During a workshop, the five ombudsmen gave presentations on the status and challenges of official languages in their respective jurisdictions. While status varies from one province or territory to another, the commissioners believe that major efforts are needed to enhance the vitality of minority-language communities. They believe that linguistic and cultural diversity enriches all peoples and should be promoted and respected more fully, particularly in this era of globalization.
This is the first time that the country’s five language ombudsmen have all met together to take stock of the status of official languages. The encounter was extremely beneficial, and they plan to repeat the experience.

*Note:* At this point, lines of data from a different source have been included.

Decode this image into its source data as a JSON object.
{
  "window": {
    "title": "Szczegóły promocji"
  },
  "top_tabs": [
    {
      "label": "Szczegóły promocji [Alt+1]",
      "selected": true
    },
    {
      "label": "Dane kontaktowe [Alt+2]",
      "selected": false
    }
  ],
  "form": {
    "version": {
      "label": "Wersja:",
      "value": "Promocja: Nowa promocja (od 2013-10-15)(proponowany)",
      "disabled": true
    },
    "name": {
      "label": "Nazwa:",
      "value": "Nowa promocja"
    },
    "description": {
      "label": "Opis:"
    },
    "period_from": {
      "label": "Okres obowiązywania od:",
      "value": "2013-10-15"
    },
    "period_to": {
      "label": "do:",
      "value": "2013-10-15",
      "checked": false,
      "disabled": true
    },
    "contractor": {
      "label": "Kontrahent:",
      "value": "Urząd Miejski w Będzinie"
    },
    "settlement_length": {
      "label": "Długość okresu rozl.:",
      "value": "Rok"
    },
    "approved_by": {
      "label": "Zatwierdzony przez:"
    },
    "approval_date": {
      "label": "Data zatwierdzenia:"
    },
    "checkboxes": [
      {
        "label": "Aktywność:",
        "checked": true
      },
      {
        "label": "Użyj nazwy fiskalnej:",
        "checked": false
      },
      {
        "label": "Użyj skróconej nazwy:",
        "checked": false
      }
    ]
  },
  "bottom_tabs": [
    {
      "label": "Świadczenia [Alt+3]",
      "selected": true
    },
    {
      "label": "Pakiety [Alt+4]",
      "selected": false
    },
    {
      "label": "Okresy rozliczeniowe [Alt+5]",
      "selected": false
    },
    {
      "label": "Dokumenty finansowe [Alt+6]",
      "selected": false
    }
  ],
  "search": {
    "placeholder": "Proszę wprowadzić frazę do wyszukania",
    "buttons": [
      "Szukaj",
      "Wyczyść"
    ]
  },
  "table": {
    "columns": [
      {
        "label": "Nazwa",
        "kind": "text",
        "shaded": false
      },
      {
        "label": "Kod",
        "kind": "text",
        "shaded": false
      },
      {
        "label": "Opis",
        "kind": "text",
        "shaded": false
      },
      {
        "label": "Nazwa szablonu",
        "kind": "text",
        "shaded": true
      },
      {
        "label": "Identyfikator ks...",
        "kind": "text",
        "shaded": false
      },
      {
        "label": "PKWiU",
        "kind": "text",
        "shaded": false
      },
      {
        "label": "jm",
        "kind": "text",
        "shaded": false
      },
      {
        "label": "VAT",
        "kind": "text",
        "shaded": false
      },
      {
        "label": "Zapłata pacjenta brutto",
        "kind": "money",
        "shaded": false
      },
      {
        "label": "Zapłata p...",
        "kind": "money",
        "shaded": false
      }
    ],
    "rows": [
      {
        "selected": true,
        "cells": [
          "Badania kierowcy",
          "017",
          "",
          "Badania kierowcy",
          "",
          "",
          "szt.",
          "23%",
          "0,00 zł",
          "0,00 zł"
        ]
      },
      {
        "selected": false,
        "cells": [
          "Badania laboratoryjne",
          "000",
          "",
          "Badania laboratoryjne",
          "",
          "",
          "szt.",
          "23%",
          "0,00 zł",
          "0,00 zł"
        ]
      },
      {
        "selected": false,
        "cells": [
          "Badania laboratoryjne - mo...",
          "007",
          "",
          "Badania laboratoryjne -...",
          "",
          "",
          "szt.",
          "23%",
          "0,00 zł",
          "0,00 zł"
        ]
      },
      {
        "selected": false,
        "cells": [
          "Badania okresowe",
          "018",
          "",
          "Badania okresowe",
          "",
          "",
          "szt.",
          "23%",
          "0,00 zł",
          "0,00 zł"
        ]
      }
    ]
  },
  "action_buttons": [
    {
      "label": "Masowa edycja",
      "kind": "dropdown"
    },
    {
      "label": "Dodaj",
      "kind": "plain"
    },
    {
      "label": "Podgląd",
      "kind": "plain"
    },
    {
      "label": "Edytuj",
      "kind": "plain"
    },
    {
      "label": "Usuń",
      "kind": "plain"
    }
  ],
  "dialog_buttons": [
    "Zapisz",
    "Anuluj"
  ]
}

Here are quotes from each of the five language commissioners:
Michel Carrier, Commissioner of Official Languages for New Brunswick
“To ensure the vitality of minority-language communities, we need to aim higher and go further. Since the enactment of the first Official Languages Act in New Brunswick in 1969, the province has made remarkable progress. However, significant challenges remain, and strong, steadfast leadership is vital in order to overcome them.”
François Boileau, French Language Services Commissioner of Ontario
“The presence of Francophones in Ontario goes back more than 400 years. Numbering over 600,000, Ontario’s French-speaking population contributes to the economic, cultural and social development of the province. All stakeholders, including community, social and government representatives, must continue to work together to ensure the protection, promotion and dissemination of the French culture in minority communities.”
Graham Fraser, Commissioner of Official Languages of Canada
“As the Official Languages Act enters into its fifth decade, I believe that the Canadian experience is worth examining, because it is testament to the willingness and the capacity to create different spaces—geographical, virtual, philosophical—which encourage and validate the use of the minority language. This experience illustrates the possibility of both language and spatial planning.”
Sarah Jerome, Languages Commissioner of the Northwest Territories
“I am so pleased to be part of this gathering. It is critical that we work together to protect, promote and preserve official languages throughout Canada. This is a wonderful opportunity to share our stories and our struggles, as well as our successes and dreams. I am confident that we will all move forward with a common purpose.”
Alexina Kublu, Languages Commissioner of Nunavut
“Being able to express oneself in one’s own language is an important democratic right. That is why it is crucial that we work together as Languages Commissioners across the country to discuss ways to safeguard language rights.”